The bond fund with the golden touch
Royal London Asset Management's (RLAM) high yield bond fund, the Sterling Extra Yield fund, struck gold at the recent 2012 Financial Times Pensions Investment and Provider Awards (PIPAs).
Did you know?
RLAM are big players in the UK bond market. Managing over £10 billion of assets in the corporate bond market (as at 31 May 2012) gives them an informative edge.
Now in its 13th year, the PIPAs seek to recognise excellence by providers of products and services to UK occupational pension schemes.
The criteria used to judge the awards include innovation, service standards, competitive edge and performance and the Sterling Extra Yield fund certainly ticks off these boxes.
As an integral part of the Scottish Life fund range, we're delighted with this news. The fund beat off a string of competition in the High Yield category at the 2012 PIPAs on 23 May.
What's special about the fund?
The fund is managed by Eric Holt, Head of Credit at RLAM, with a Citywire rating of 'A'. Add the wider input of RLAM's credit team and you're looking at a team with an average of 18 years' experience that adopts an investment approach setting them apart from competitors.
This depth of experience RLAM have in fixed interest markets, and insight into a company's finances, gives them all the tools they need to exploit opportunities in an area of value that isn't typically recognised within markets.
A key feature of the fund is its significant diversity. This enables RLAM to include higher yielding investment grade, sub-investment grade and unrated bonds.
Another key feature is RLAM's ability to identify those bonds which not only provide high yields but are also secured and structured.
So it's just another corporate bond fund then?
Well no, it isn't. High yield bond funds carry a higher degree of risk than corporate bond funds.

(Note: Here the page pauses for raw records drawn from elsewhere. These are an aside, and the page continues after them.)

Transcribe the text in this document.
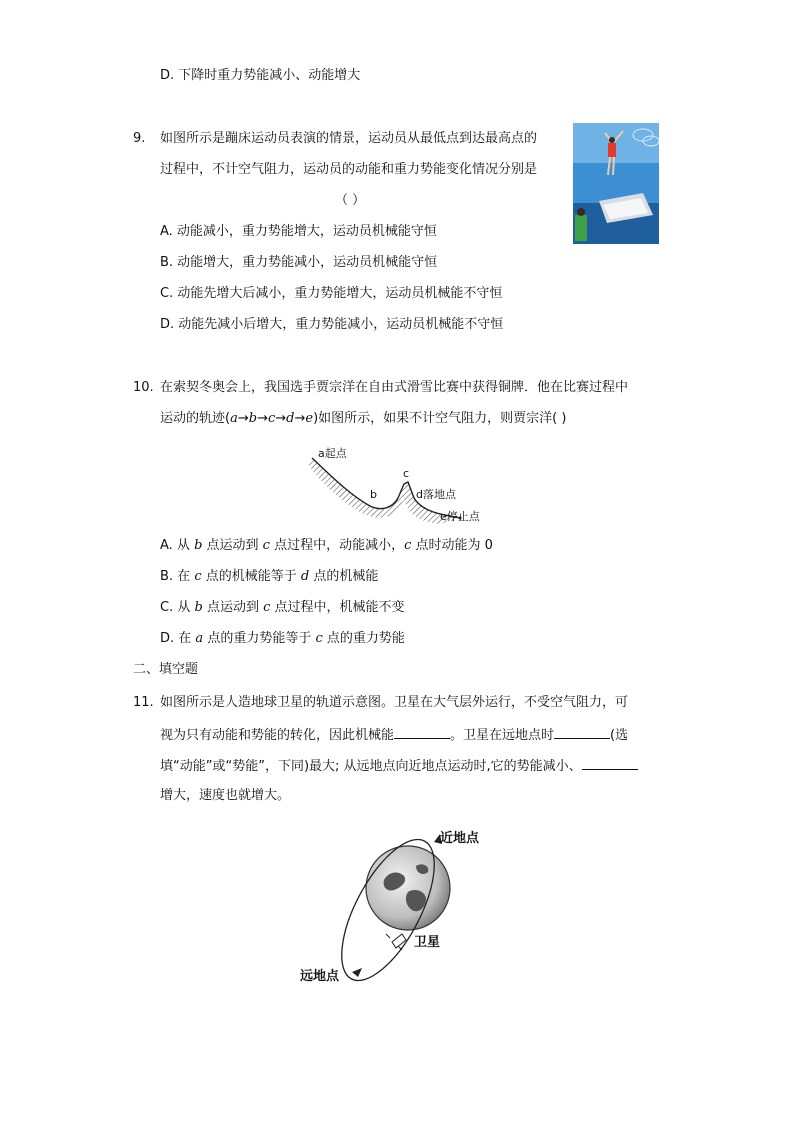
D. 下降时重力势能减小、动能增大
9. 如图所示是蹦床运动员表演的情景，运动员从最低点到达最高点的
过程中，不计空气阻力，运动员的动能和重力势能变化情况分别是
（ ）
A. 动能减小，重力势能增大，运动员机械能守恒
B. 动能增大，重力势能减小，运动员机械能守恒
C. 动能先增大后减小，重力势能增大，运动员机械能不守恒
D. 动能先减小后增大，重力势能减小，运动员机械能不守恒
10. 在索契冬奥会上，我国选手贾宗洋在自由式滑雪比赛中获得铜牌．他在比赛过程中
运动的轨迹(a→b→c→d→e)如图所示，如果不计空气阻力，则贾宗洋( )
a起点
b
c
d落地点
e停止点
A. 从 b 点运动到 c 点过程中，动能减小，c 点时动能为 0
B. 在 c 点的机械能等于 d 点的机械能
C. 从 b 点运动到 c 点过程中，机械能不变
D. 在 a 点的重力势能等于 c 点的重力势能
二、填空题
11. 如图所示是人造地球卫星的轨道示意图。卫星在大气层外运行，不受空气阻力，可
视为只有动能和势能的转化，因此机械能	。卫星在远地点时	(选
填“动能”或“势能”，下同)最大; 从远地点向近地点运动时,它的势能减小、
增大，速度也就增大。
近地点
远地点
卫星
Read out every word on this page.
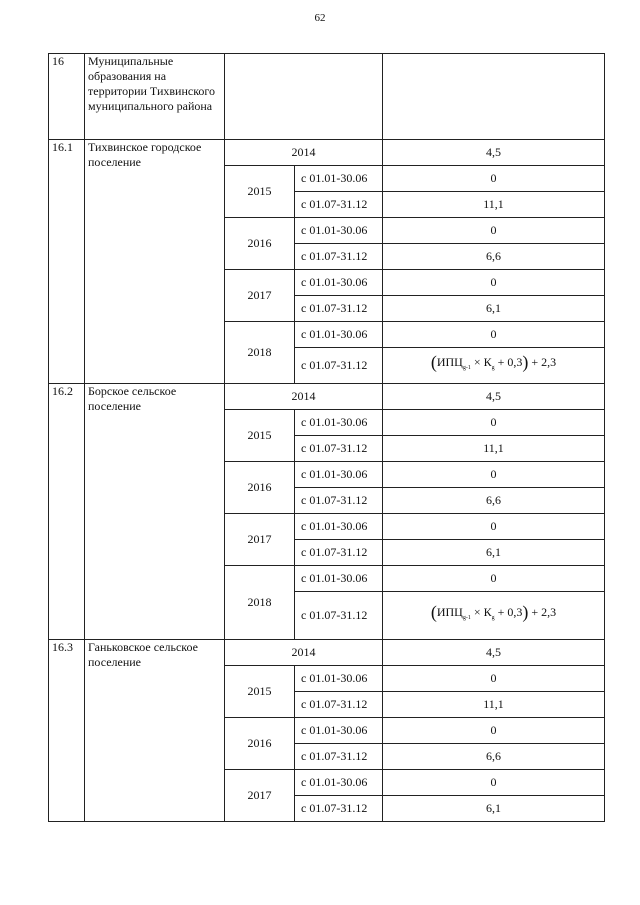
62
16	Муниципальные образования на территории Тихвинского муниципального района			
16.1	Тихвинское городское поселение	2014		4,5
		2015	с 01.01-30.06	0
			с 01.07-31.12	11,1
		2016	с 01.01-30.06	0
			с 01.07-31.12	6,6
		2017	с 01.01-30.06	0
			с 01.07-31.12	6,1
		2018	с 01.01-30.06	0
			с 01.07-31.12	$(ИПЦ_{g-1} \times К_g + 0,3) + 2,3$
16.2	Борское сельское поселение	2014		4,5
		2015	с 01.01-30.06	0
			с 01.07-31.12	11,1
		2016	с 01.01-30.06	0
			с 01.07-31.12	6,6
		2017	с 01.01-30.06	0
			с 01.07-31.12	6,1
		2018	с 01.01-30.06	0
			с 01.07-31.12	$(ИПЦ_{g-1} \times К_g + 0,3) + 2,3$
16.3	Ганьковское сельское поселение	2014		4,5
		2015	с 01.01-30.06	0
			с 01.07-31.12	11,1
		2016	с 01.01-30.06	0
			с 01.07-31.12	6,6
		2017	с 01.01-30.06	0
			с 01.07-31.12	6,1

However, taking onboard additional risk means investors could be rewarded with more attractive returns.
RLAM use their in-depth market knowledge to invest in a broad range of bonds across the spectrum of credit ratings as well as those which are not rated by rating agencies.

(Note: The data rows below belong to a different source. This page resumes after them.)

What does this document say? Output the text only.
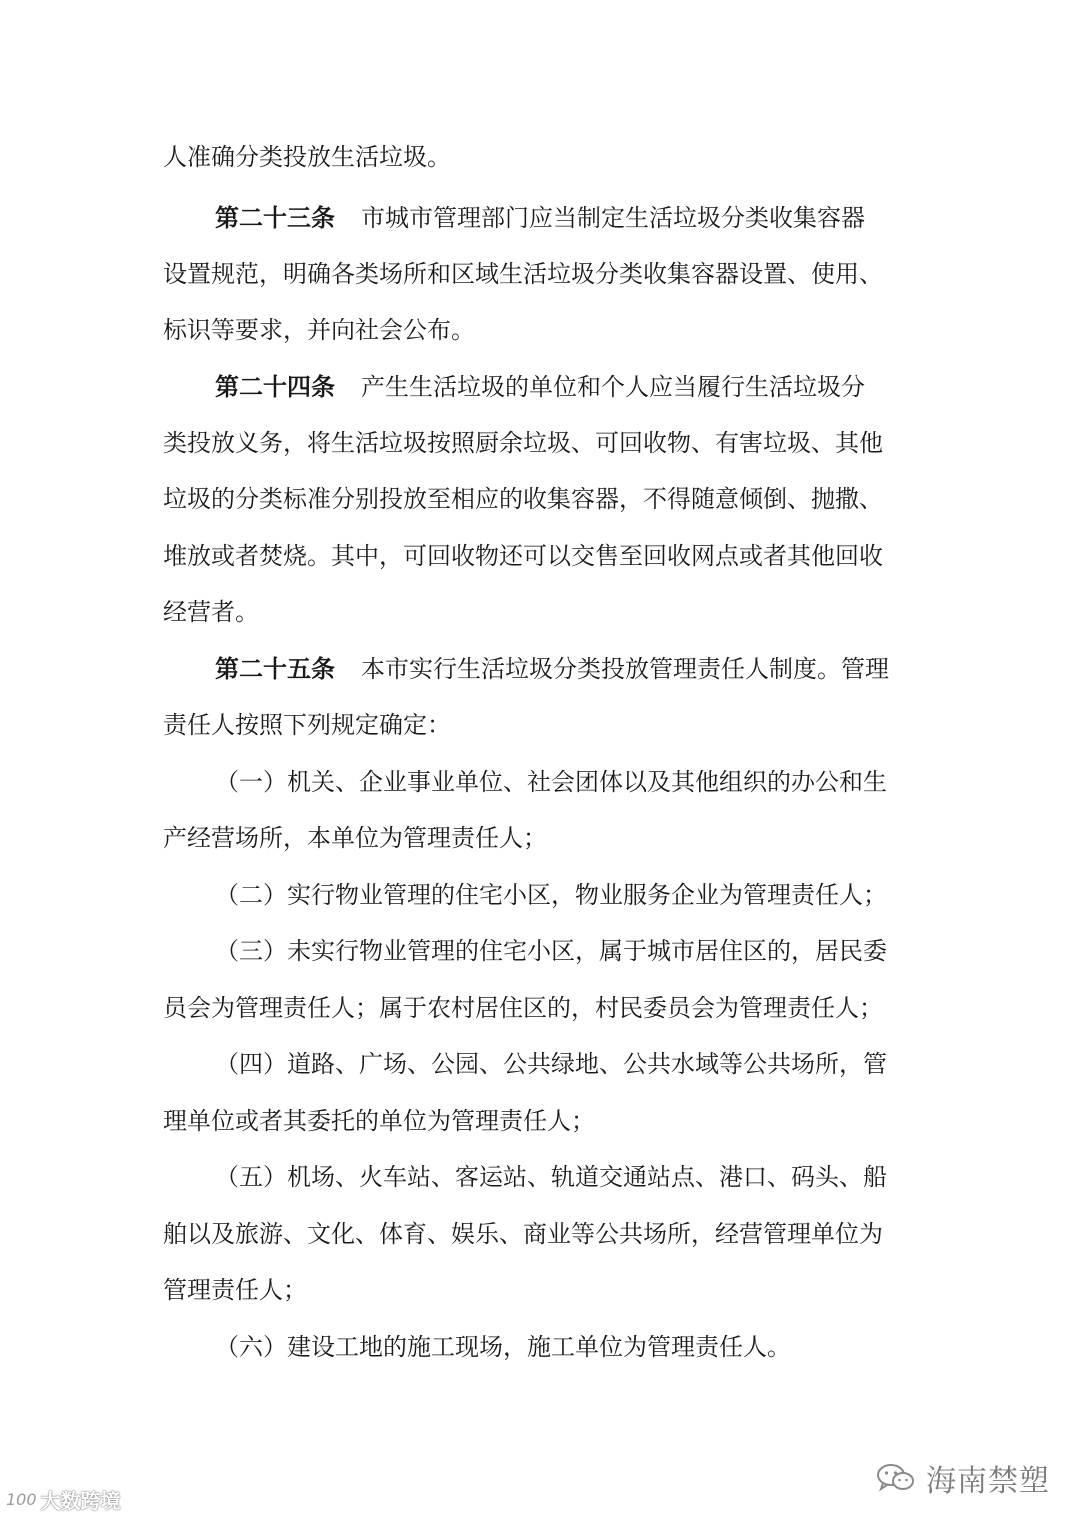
人准确分类投放生活垃圾。
第二十三条 市城市管理部门应当制定生活垃圾分类收集容器
设置规范，明确各类场所和区域生活垃圾分类收集容器设置、使用、
标识等要求，并向社会公布。
第二十四条 产生生活垃圾的单位和个人应当履行生活垃圾分
类投放义务，将生活垃圾按照厨余垃圾、可回收物、有害垃圾、其他
垃圾的分类标准分别投放至相应的收集容器，不得随意倾倒、抛撒、
堆放或者焚烧。其中，可回收物还可以交售至回收网点或者其他回收
经营者。
第二十五条 本市实行生活垃圾分类投放管理责任人制度。管理
责任人按照下列规定确定：
（一）机关、企业事业单位、社会团体以及其他组织的办公和生
产经营场所，本单位为管理责任人；
（二）实行物业管理的住宅小区，物业服务企业为管理责任人；
（三）未实行物业管理的住宅小区，属于城市居住区的，居民委
员会为管理责任人；属于农村居住区的，村民委员会为管理责任人；
（四）道路、广场、公园、公共绿地、公共水域等公共场所，管
理单位或者其委托的单位为管理责任人；
（五）机场、火车站、客运站、轨道交通站点、港口、码头、船
舶以及旅游、文化、体育、娱乐、商业等公共场所，经营管理单位为
管理责任人；
（六）建设工地的施工现场，施工单位为管理责任人。
100 大数跨境
海南禁塑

Whereas credit agencies are more interested in assessing a company's probability of default, RLAM are more interested in obtaining a higher yield for the risk they're willing to take. This means RLAM are ideally placed to exploit investment opportunities in areas of the market that others would simply overlook.
It's a bond fund with the golden touch.
Past performance is not a guide to the future. The value of your investment can go down as well as up and you may not get back the value of the original investment.